De modo geral, o CPS parece estar fundamentado na crença de que as barreiras que impedem o desenvolvimento e a adoção de tecnologias de baixo carbono só irão aumentar. Considerando os enormes investimentos nessas áreas em todo o mundo – os investimentos em tecnologias de energia limpa devem atingir US$ 2,2 trilhões em 2025 – o impulso esperado da inteligência artificial e a busca por maior segurança energética, tais suposições são um tanto desconcertantes.
Hora Zero líquida?
A AIE (Agência Internacional de Energia) tem razão em reconhecer as realidades políticas e econômicas que impediram o mundo de cumprir suas diversas promessas climáticas. Em particular, a agência está certa ao apontar que a agenda climática desacelerou nos últimos anos em decorrência do choque nos preços da energia que se seguiu à invasão da Ucrânia pela Rússia em 2022. O foco claramente mudou da transição energética para a segurança energética.
Os Estados Unidos também desferiram um duro golpe nos esforços de transição energética depois que o presidente Trump retirou o país do Acordo de Paris sobre o clima de 2015, no primeiro dia de seu segundo mandato. Desde então, ele revogou muitas das principais políticas e regulamentações ambientais de seu antecessor.

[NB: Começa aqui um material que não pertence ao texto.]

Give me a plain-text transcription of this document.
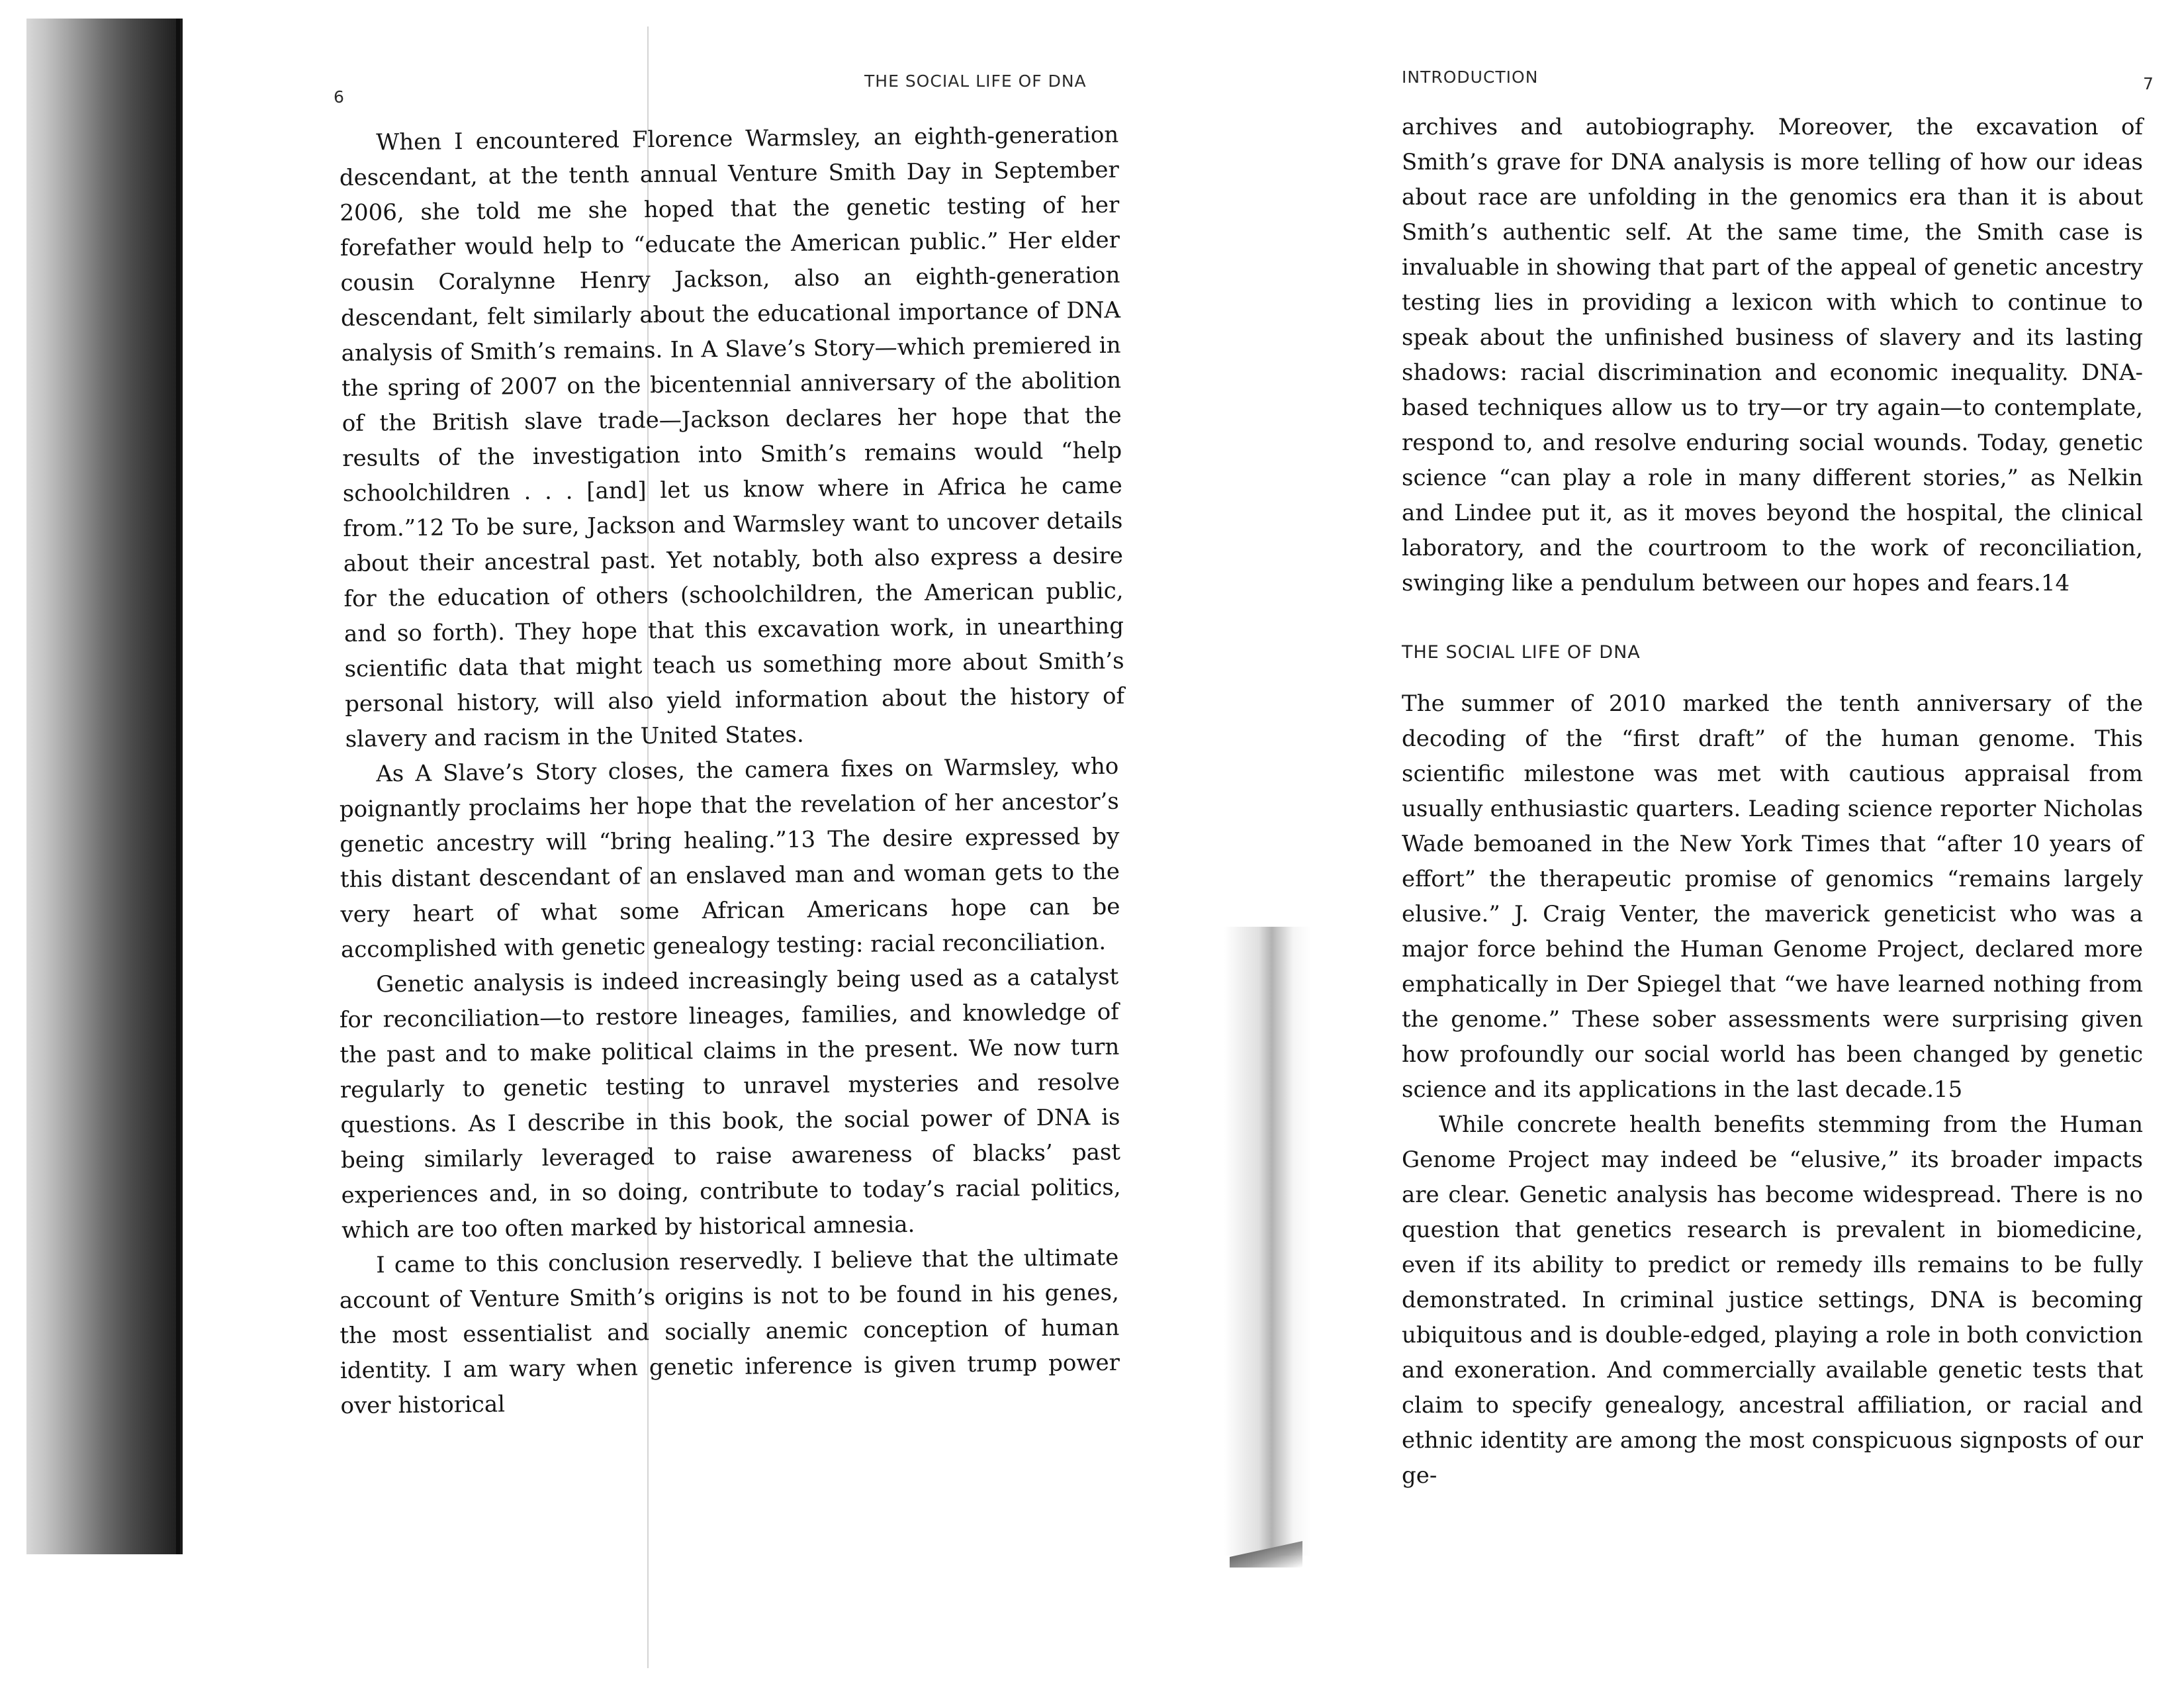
6
THE SOCIAL LIFE OF DNA

When I encountered Florence Warmsley, an eighth-generation descendant, at the tenth annual Venture Smith Day in September 2006, she told me she hoped that the genetic testing of her forefather would help to “educate the American public.” Her elder cousin Coralynne Henry Jackson, also an eighth-generation descendant, felt similarly about the educational importance of DNA analysis of Smith’s remains. In A Slave’s Story—which premiered in the spring of 2007 on the bicentennial anniversary of the abolition of the British slave trade—Jackson declares her hope that the results of the investigation into Smith’s remains would “help schoolchildren . . . [and] let us know where in Africa he came from.”12 To be sure, Jackson and Warmsley want to uncover details about their ancestral past. Yet notably, both also express a desire for the education of others (schoolchildren, the American public, and so forth). They hope that this excavation work, in unearthing scientific data that might teach us something more about Smith’s personal history, will also yield information about the history of slavery and racism in the United States.

As A Slave’s Story closes, the camera fixes on Warmsley, who poignantly proclaims her hope that the revelation of her ancestor’s genetic ancestry will “bring healing.”13 The desire expressed by this distant descendant of an enslaved man and woman gets to the very heart of what some African Americans hope can be accomplished with genetic genealogy testing: racial reconciliation.

Genetic analysis is indeed increasingly being used as a catalyst for reconciliation—to restore lineages, families, and knowledge of the past and to make political claims in the present. We now turn regularly to genetic testing to unravel mysteries and resolve questions. As I describe in this book, the social power of DNA is being similarly leveraged to raise awareness of blacks’ past experiences and, in so doing, contribute to today’s racial politics, which are too often marked by historical amnesia.

I came to this conclusion reservedly. I believe that the ultimate account of Venture Smith’s origins is not to be found in his genes, the most essentialist and socially anemic conception of human identity. I am wary when genetic inference is given trump power over historical

INTRODUCTION	7

archives and autobiography. Moreover, the excavation of Smith’s grave for DNA analysis is more telling of how our ideas about race are unfolding in the genomics era than it is about Smith’s authentic self. At the same time, the Smith case is invaluable in showing that part of the appeal of genetic ancestry testing lies in providing a lexicon with which to continue to speak about the unfinished business of slavery and its lasting shadows: racial discrimination and economic inequality. DNA-based techniques allow us to try—or try again—to contemplate, respond to, and resolve enduring social wounds. Today, genetic science “can play a role in many different stories,” as Nelkin and Lindee put it, as it moves beyond the hospital, the clinical laboratory, and the courtroom to the work of reconciliation, swinging like a pendulum between our hopes and fears.14

THE SOCIAL LIFE OF DNA

The summer of 2010 marked the tenth anniversary of the decoding of the “first draft” of the human genome. This scientific milestone was met with cautious appraisal from usually enthusiastic quarters. Leading science reporter Nicholas Wade bemoaned in the New York Times that “after 10 years of effort” the therapeutic promise of genomics “remains largely elusive.” J. Craig Venter, the maverick geneticist who was a major force behind the Human Genome Project, declared more emphatically in Der Spiegel that “we have learned nothing from the genome.” These sober assessments were surprising given how profoundly our social world has been changed by genetic science and its applications in the last decade.15

While concrete health benefits stemming from the Human Genome Project may indeed be “elusive,” its broader impacts are clear. Genetic analysis has become widespread. There is no question that genetics research is prevalent in biomedicine, even if its ability to predict or remedy ills remains to be fully demonstrated. In criminal justice settings, DNA is becoming ubiquitous and is double-edged, playing a role in both conviction and exoneration. And commercially available genetic tests that claim to specify genealogy, ancestral affiliation, or racial and ethnic identity are among the most conspicuous signposts of our ge-
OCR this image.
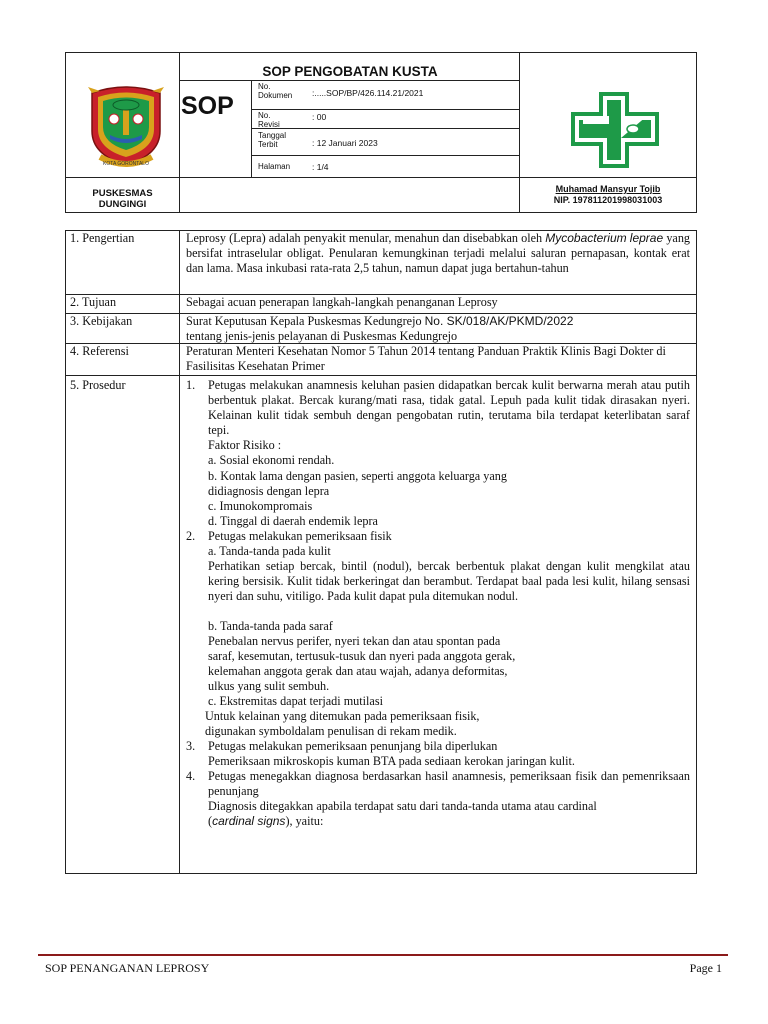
KOTA GORONTALO
SOP PENGOBATAN KUSTA
SOP
No.
Dokumen :.....SOP/BP/426.114.21/2021
No.
Revisi
: 00
Tanggal
Terbit	: 12 Januari 2023
Halaman	: 1/4
PUSKESMAS
DUNGINGI
Muhamad Mansyur Tojib
NIP. 197811201998031003
1. Pengertian	Leprosy (Lepra) adalah penyakit menular, menahun dan disebabkan oleh Mycobacterium leprae yang bersifat intraselular obligat. Penularan kemungkinan terjadi melalui saluran pernapasan, kontak erat dan lama. Masa inkubasi rata-rata 2,5 tahun, namun dapat juga bertahun-tahun
2. Tujuan	Sebagai acuan penerapan langkah-langkah penanganan Leprosy
3. Kebijakan	Surat Keputusan Kepala Puskesmas Kedungrejo No. SK/018/AK/PKMD/2022
tentang jenis-jenis pelayanan di Puskesmas Kedungrejo
4. Referensi	Peraturan Menteri Kesehatan Nomor 5 Tahun 2014 tentang Panduan Praktik Klinis Bagi Dokter di Fasilisitas Kesehatan Primer
5. Prosedur	1. Petugas melakukan anamnesis keluhan pasien didapatkan bercak kulit berwarna merah atau putih berbentuk plakat. Bercak kurang/mati rasa, tidak gatal. Lepuh pada kulit tidak dirasakan nyeri. Kelainan kulit tidak sembuh dengan pengobatan rutin, terutama bila terdapat keterlibatan saraf tepi.
Faktor Risiko :
a. Sosial ekonomi rendah.
b. Kontak lama dengan pasien, seperti anggota keluarga yang
didiagnosis dengan lepra
c. Imunokompromais
d. Tinggal di daerah endemik lepra
2. Petugas melakukan pemeriksaan fisik
a. Tanda-tanda pada kulit
Perhatikan setiap bercak, bintil (nodul), bercak berbentuk plakat dengan kulit mengkilat atau kering bersisik. Kulit tidak berkeringat dan berambut. Terdapat baal pada lesi kulit, hilang sensasi nyeri dan suhu, vitiligo. Pada kulit dapat pula ditemukan nodul.
b. Tanda-tanda pada saraf
Penebalan nervus perifer, nyeri tekan dan atau spontan pada
saraf, kesemutan, tertusuk-tusuk dan nyeri pada anggota gerak,
kelemahan anggota gerak dan atau wajah, adanya deformitas,
ulkus yang sulit sembuh.
c. Ekstremitas dapat terjadi mutilasi
Untuk kelainan yang ditemukan pada pemeriksaan fisik,
digunakan symboldalam penulisan di rekam medik.
3. Petugas melakukan pemeriksaan penunjang bila diperlukan
Pemeriksaan mikroskopis kuman BTA pada sediaan kerokan jaringan kulit.
4. Petugas menegakkan diagnosa berdasarkan hasil anamnesis, pemeriksaan fisik dan pemenriksaan penunjang
Diagnosis ditegakkan apabila terdapat satu dari tanda-tanda utama atau cardinal
(cardinal signs), yaitu:
SOP PENANGANAN LEPROSY	Page 1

Mas nada disso altera o fato de que a transição energética é uma necessidade econômica, já que o consenso científico esmagador indica que os custos crescentes para prevenir os efeitos das mudanças climáticas superam em muito os custos de implantação de novas tecnologias para energia mais limpa.
Enquanto líderes mundiais e cientistas se reúnem em Belém, no Brasil, para a cúpula climática COP30, a perspectiva da AIE (Agência Internacional de Energia) será uma leitura preocupante.